Het volk, dat in duisternis zat, Heeft een groot licht aanschouwd. En over hen, die in het oord En in de schaduw des doods waren gezeten, Is een licht opgegaan.
17 Exinde coepit Iesus praedicare, et dicere: Poenitentiam agite: appropinquabit enim regnum caelorum.
Van toen af begon Jesus te prediken en te zeggen: Bekeert u, want het rijk der hemelen is nabij.
18 Ambulans autem Iesus iuxta mare Galilaeae, vidit duos fratres, Simonem, qui vocatur Petrus, et Andream fratrem eius, mittentes rete in mare, (erant enim piscatores)
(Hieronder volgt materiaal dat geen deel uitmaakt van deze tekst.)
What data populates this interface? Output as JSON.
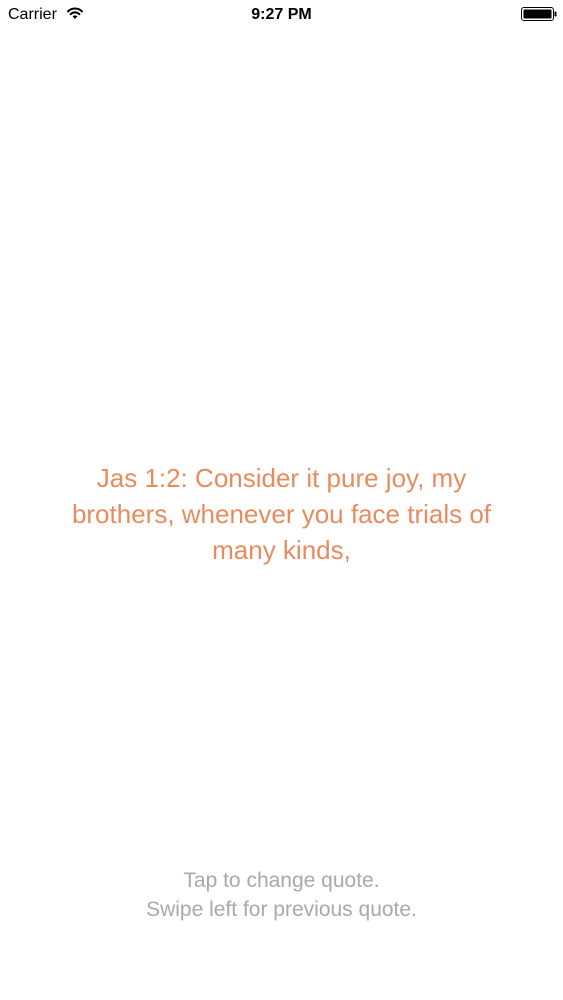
{
  "status_bar": {
    "carrier": "Carrier",
    "time": "9:27 PM",
    "wifi_icon": "wifi-icon",
    "battery_icon": "battery-icon"
  },
  "quote": {
    "text": "Jas 1:2: Consider it pure joy, my brothers, whenever you face trials of many kinds,",
    "color": "#e88b5e"
  },
  "instructions": {
    "line1": "Tap to change quote.",
    "line2": "Swipe left for previous quote.",
    "color": "#a8a8ae"
  }
}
Terwijl Jesus langs het meer van Galilea wandelde, zag Hij twee broers het net uitwerpen in het meer: Simon, die Petrus wordt genoemd, en Andreas zijn broer; want ze waren vissers.
19 et ait illis: Venite post me, et faciam vos fieri piscatores hominum.
Hij zeide hun: Volgt Mij, en Ik zal mensenvissers van u maken.
20 At illi continuo relictis retibus secuti sunt eum.
Aanstonds verlieten ze hun netten, en volgden Hem.
21 Et procedens inde, vidit alios duos fratres, Iacobum Zebedaei, et Ioannem fratrem eius in navi cum Zebedaeo patre eorum, reficientes retia sua: et vocavit eos.
En toen Hij vandaar verder ging, zag Hij twee andere broers, Jakobus, den zoon van Zebedeüs, en Johannes zijn broer, die met hun vader Zebedeüs in de boot bezig waren, hun netten te herstellen; Hij riep ook hen.
22 Illi autem statim relictis retibus et patre, secuti sunt eum.
Onmiddellijk verlieten ze de boot en hun vader, en volgden Hem.
23 Et circuibat Iesus totam Galilaeam, docens in synagogis eorum, et praedicans evangelium regni: et sanans omnem languorem, et omnem infirmitatem in populo.
Nu trok Jesus heel Galilea door, leerde in hun synagogen, en preekte het Evangelie van het rijk; Hij genas iedere kwaal en iedere ziekte onder het volk.
24 Et abiit opinio eius in totam Syriam, et obtulerunt ei omnes male habentes, variis languoribus, et tormentis comprehensos, et qui daemonia habebant, et lunaticos, et paralyticos, et curavit eos:
Zijn faam verspreidde zich door heel Syrië; en men bracht Hem allerlei kranken, die met verschillende ziekten en kwalen waren bezocht, ook bezetenen, lijders aan vallende ziekte en lammen; en Hij genas ze allen.
25 et secutae sunt eum turbae multae de Galilaea, et Decapoli, et de Ierosolymis, et de Iudaea, et de trans Iordanem.
En talrijke scharen uit Galilea en de Dekápolis, uit Jerusalem, Judea en het Overjordaanse volgden Hem.